Robert Kennedy's United States History Class
LO I Lecture
Learning Objective One:
Discuss the role of propaganda in contributing to the development of colonial unification. Also discuss the role of the "popular leaders'" toward unification.
Propaganda is the systematic spreading of a given doctrine or allegations which reflect the views and interests of the propagandist or author. Propaganda is a political tool which is used to motivate a given group of people or individuals into a particular action or non-action. As a political tool it has no intrinsic goodness or badness except as viewed by the user or receiver. Propaganda is the manipulation of reality. It is the seduction of human emotions to create a desired image.

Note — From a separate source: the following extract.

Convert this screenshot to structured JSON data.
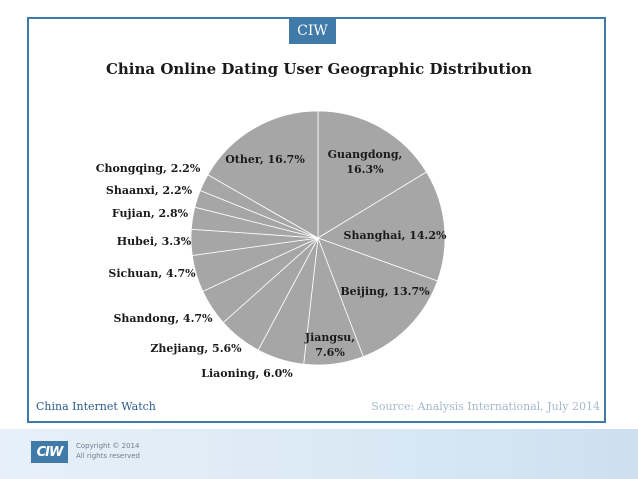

It is important to understand the use of propaganda as a political tool and how it was used by both popular leaders and the media during the colonial period and today. In today's society, there is a tendency to create the representation of democracy, instead of a representative democracy. This is accomplished by image making with the use of advertisement to play on and DIRECT people's emotions toward a particular candidate or issue. The objective is to create anxieties about a candidate or issue, or to make people trust a candidate and feel good about him or an issue. During the colonial period as well as today, the media also participates in this image making process by the way it selects the stories or portions of stories it chooses to report.
This selective process exerted by the media over public opinion is called "gate keeping." By nature, "gate keeping" is "trickle down." The media selects topics or parts of topics to cover. By choosing to inflate a topic or choosing not to cover a topic, either partially or completely, the media creates in image that "trickles down" to the public. Thus, the information supplied by the media, especially by television--leads to electoral choices. These choices tend to be based solely on the values and attitudes of media executives and reporters.
It is almost impossible to overestimate the importance of the press in disseminating ideas in pre-revolutionary war America . Any educated American was likely to be versed in the philosophy of "hierarchy and balance" and John Locke, whose principles were constantly discussed in newspapers, pamphlets, and books .
The most important medium of communication within the press was the newspapers. Every colony except New Jersey and Delaware, already served by New York and Philadelphia printers , had at least one newspaper , and the rest, except for Georgia and New Hampshire, had at least two. Most papers were new; only 15 of them had been in print before 1764. Circulation was tiny by modem standards, around 1,500 or 1,600 per issue, and most papers were printed weekly. Most papers were new; only 15 of them had been in print before 1764. Circulation was tiny by modem standards, around 1,500 or 1,600 per issue, and most papers were printed weekly.
But colonial newspapers' readership far exceeded their subscription lists, and their circulation went far beyond their immediate localities. The New-York Mercury boasted in 1762 that it circulated in every capital from Nova Scotia to Georgia, as well as the West Indies, Great Britain, and Holland. Americans writing to correspondents in England often referred them to American newspapers.
A point of importance was that printers served as postmasters in the colonial postal service, and newspapers exchanged with other colonial printers were carried free of charge. Thus an important story in the Georgia Gazette would eventually find its way into the New-Hampshire Gazette and most of the papers in between.
American unity from the Stamp Act on was promoted by newspaper accounts of what the other colonies were doing: thus Massachusetts was prodded into action by newspaper reports of the Virginia Stamp Act resolves, and the need for a continental congress was fully debated in the press long before it was actually convened.
Although the newspapers were the most important means of communication, they more or less were tools for propagandists: Sam Adams and James Otis in Boston, Charles Thomson and Thomas Paine in Philadelphia, Richard Henry Lee and Patrick Henry of Virginia, to name a few.
These men are sometimes known as "popular leaders" and were primarily responsible for molding a common colonial identity by 1776. Because of the great diversity of the 13 American colonies, their emergence provided an indispensable common denominator for independence.
They came to power during the ten-year period following the passage of the Stamp Act because the traditional leadership class within the colonies found themselves unable to act in any effective way to deal with colonial problems.
American newspapers reacted to the Stamp Act with anger and predictions of the demise of journalism.